What was stunning for us was realizing that when we think in RM – understanding that RM basically equal US dollars on non-Western purchases – we make far more than we ever have. Because for every RM that passes through our hands, we make 3 RM. Does that make sense? We are paid in US dollars, which are worth 3 ringgit. So it’s like we make three times what the cost of living is here. What that means is that we have enough to live on, enough to give away, enough to start savings. But we don’t have enough to do all three of those if we want to live on Western food, or to travel constantly, or to live like tourists. And that is WONDERFUL, because we aren’t tourists. We don’t want to live differently from our peers here. We want to learn and be blessed by being changed.

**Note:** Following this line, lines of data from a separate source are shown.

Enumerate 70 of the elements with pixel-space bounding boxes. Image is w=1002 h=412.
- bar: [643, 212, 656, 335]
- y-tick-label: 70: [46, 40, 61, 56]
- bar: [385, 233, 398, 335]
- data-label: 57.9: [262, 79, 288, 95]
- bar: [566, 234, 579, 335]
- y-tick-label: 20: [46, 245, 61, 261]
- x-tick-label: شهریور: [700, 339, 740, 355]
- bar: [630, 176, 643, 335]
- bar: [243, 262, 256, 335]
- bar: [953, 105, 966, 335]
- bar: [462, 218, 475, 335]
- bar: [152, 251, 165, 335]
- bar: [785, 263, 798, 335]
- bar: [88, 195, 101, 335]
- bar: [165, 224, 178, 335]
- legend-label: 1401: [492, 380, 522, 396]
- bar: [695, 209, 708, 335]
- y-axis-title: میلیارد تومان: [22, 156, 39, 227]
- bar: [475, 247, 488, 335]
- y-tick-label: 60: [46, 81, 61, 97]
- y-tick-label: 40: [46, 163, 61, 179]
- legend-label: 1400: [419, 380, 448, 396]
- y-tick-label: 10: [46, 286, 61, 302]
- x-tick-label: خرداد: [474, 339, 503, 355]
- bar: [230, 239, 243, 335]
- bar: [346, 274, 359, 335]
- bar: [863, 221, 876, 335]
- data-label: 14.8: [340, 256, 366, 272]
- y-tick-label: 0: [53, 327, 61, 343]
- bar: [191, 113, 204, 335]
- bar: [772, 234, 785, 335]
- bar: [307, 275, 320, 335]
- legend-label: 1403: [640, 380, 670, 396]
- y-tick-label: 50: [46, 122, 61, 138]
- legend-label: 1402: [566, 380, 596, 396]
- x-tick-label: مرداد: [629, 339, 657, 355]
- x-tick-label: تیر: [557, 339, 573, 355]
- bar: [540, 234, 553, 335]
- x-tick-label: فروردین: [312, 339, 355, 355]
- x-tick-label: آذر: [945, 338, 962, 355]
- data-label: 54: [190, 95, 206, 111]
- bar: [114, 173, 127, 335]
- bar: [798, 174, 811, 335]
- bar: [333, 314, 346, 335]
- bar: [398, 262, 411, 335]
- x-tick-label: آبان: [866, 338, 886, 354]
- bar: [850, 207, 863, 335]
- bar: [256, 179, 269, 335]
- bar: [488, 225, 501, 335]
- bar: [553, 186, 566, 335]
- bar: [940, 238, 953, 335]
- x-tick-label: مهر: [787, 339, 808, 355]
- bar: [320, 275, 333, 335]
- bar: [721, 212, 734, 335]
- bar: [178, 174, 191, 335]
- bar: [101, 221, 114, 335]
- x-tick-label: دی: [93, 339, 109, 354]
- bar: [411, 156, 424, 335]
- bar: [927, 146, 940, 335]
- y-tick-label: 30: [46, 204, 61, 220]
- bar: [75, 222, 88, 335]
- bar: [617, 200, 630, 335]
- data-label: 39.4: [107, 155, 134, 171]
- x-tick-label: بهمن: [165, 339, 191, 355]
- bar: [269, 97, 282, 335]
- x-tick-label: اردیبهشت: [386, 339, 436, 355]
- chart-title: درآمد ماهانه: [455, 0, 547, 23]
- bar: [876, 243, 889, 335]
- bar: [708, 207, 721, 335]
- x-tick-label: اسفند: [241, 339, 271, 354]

Today I’m learning to make our own tortillas. They cost 15 RM for an 8-pack, and it’s so much more fun to have a friend teach me and then to be able to cook them ourselves. The resources we have at hand are amazing, and we are constantly learning gratitude, often especially so when we are confronted with not being able to do things the way we used to. We’ve heard that at the 6-month mark we will hit a wall with wanting to do new things, but for now, we are wide-eyed and living a grand adventure – one where you can get a fresh warm red-bean bun for 1 ringgit. Cheers to that!